14 MEI 2026

|

13:12 WIB

HADAPI KEMARAU EKSTREM 2026, BPSDM PU ANGKAT STRATEGI KETAHANAN AIR DALAM KLOP TALKSHOW

15 April 2026  /   BPSDM Kementerian PU       117

Bandung, 15 April 2026 — Badan Pengembangan Sumber Daya Manusia (BPSDM) Kementerian Pekerjaan Umum (PU) melalui Pusat Pengembangan Kompetensi Sumber Daya Air, Cipta Karya, dan Prasarana Strategis menyelenggarakan KLOP Talkshow Episode 72 bertajuk “Tirta Bicara: Strategi Menghadapi Kemarau Ekstrem 2026”.

Kegiatan ini diikuti oleh 3.722 peserta dari berbagai kalangan, mulai dari ASN Kementerian PU, pemerintah daerah, akademisi, mahasiswa, hingga masyarakat umum, sebagai bagian dari upaya penguatan literasi dan kesiapsiagaan menghadapi risiko kekeringan.

Talkshow menghadirkan Kepala Pusat Pengembangan Kompetensi Sumber Daya Air, Doedoeng Zenal Arifin, serta Plt. Kepala Balai Besar Wilayah Sungai (BBWS) Citarum yang diwakili oleh Plt. Kepala Bidang Operasi dan Pemeliharaan, Zulfi Fakhroni.

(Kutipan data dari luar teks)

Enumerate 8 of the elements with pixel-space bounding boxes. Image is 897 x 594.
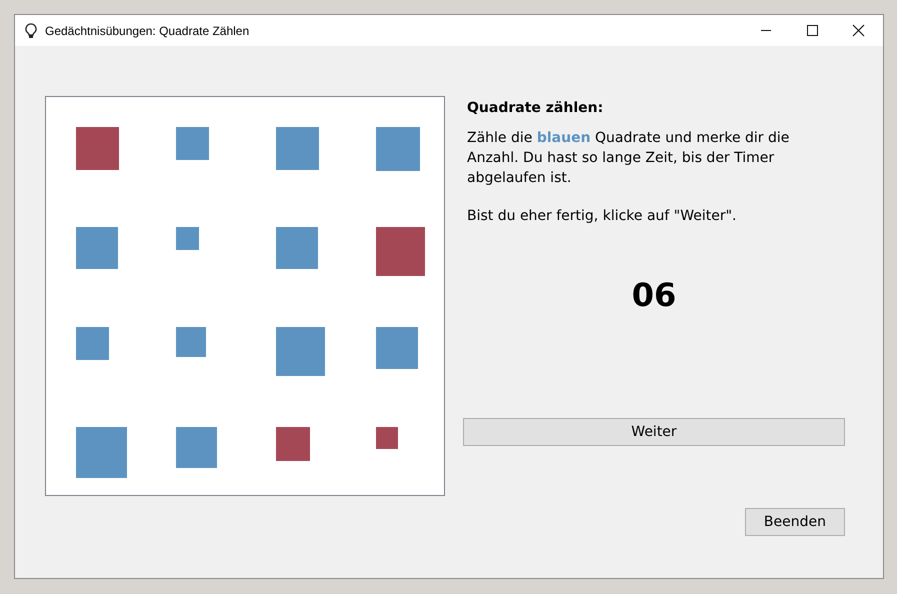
instructions-heading: Quadrate zählen: bbox=[467, 100, 604, 116]
next-button[interactable]: Weiter bbox=[463, 418, 845, 446]
instructions-text: Zähle die blauen Quadrate und merke dir die Anzahl. Du hast so lange Zeit, bis der Timer abgelaufen ist. bbox=[467, 129, 790, 188]
instructions-text: Bist du eher fertig, klicke auf "Weiter". bbox=[467, 207, 738, 226]
timer-text: 06 bbox=[630, 276, 678, 314]
window-title: Gedächtnisübungen: Quadrate Zählen bbox=[45, 24, 250, 38]
quit-button[interactable]: Beenden bbox=[744, 508, 845, 536]
lightbulb-icon bbox=[25, 22, 37, 38]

Dalam pemaparannya, Zulfi menjelaskan bahwa berdasarkan proyeksi BMKG, kemarau 2026 diperkirakan datang lebih awal, berlangsung lebih lama, dan memiliki tingkat kekeringan yang lebih tinggi. Kondisi ini berpotensi memengaruhi ketersediaan air untuk sektor pertanian, air baku, hingga kebutuhan domestik masyarakat.

Untuk mengantisipasi hal tersebut, Kementerian PU melalui BBWS Citarum telah menyiapkan berbagai langkah strategis, baik struktural maupun nonstruktural. Upaya tersebut meliputi optimalisasi bendungan, embung, dan jaringan irigasi, pengaturan distribusi air berbasis sistem giliran, hingga penyesuaian pola tanam.

Selain itu, penguatan kolaborasi lintas sektor dengan pemerintah daerah, Kementerian Pertanian, serta pemangku kepentingan lainnya menjadi kunci dalam memastikan distribusi air tetap adil dan efisien.

“Langkah antisipatif telah dimulai sejak akhir musim hujan melalui optimalisasi tampungan air dan penguatan koordinasi lintas sektor, sehingga kebutuhan air tetap dapat terpenuhi saat puncak kemarau,” ujar Zulfi.

Sementara itu, Doedoeng menekankan bahwa penguatan kapasitas sumber daya manusia menjadi faktor krusial dalam menghadapi tantangan perubahan iklim. Selain penguasaan teknis, pemanfaatan kearifan lokal juga dinilai penting dalam mendukung pengelolaan sumber daya air yang adaptif dan berkelanjutan.

Melalui forum ini, BPSDM PU mendorong peningkatan kesiapsiagaan serta sinergi lintas pemangku kepentingan dalam menjaga ketahanan air nasional, khususnya dalam menghadapi potensi kemarau ekstrem 2026.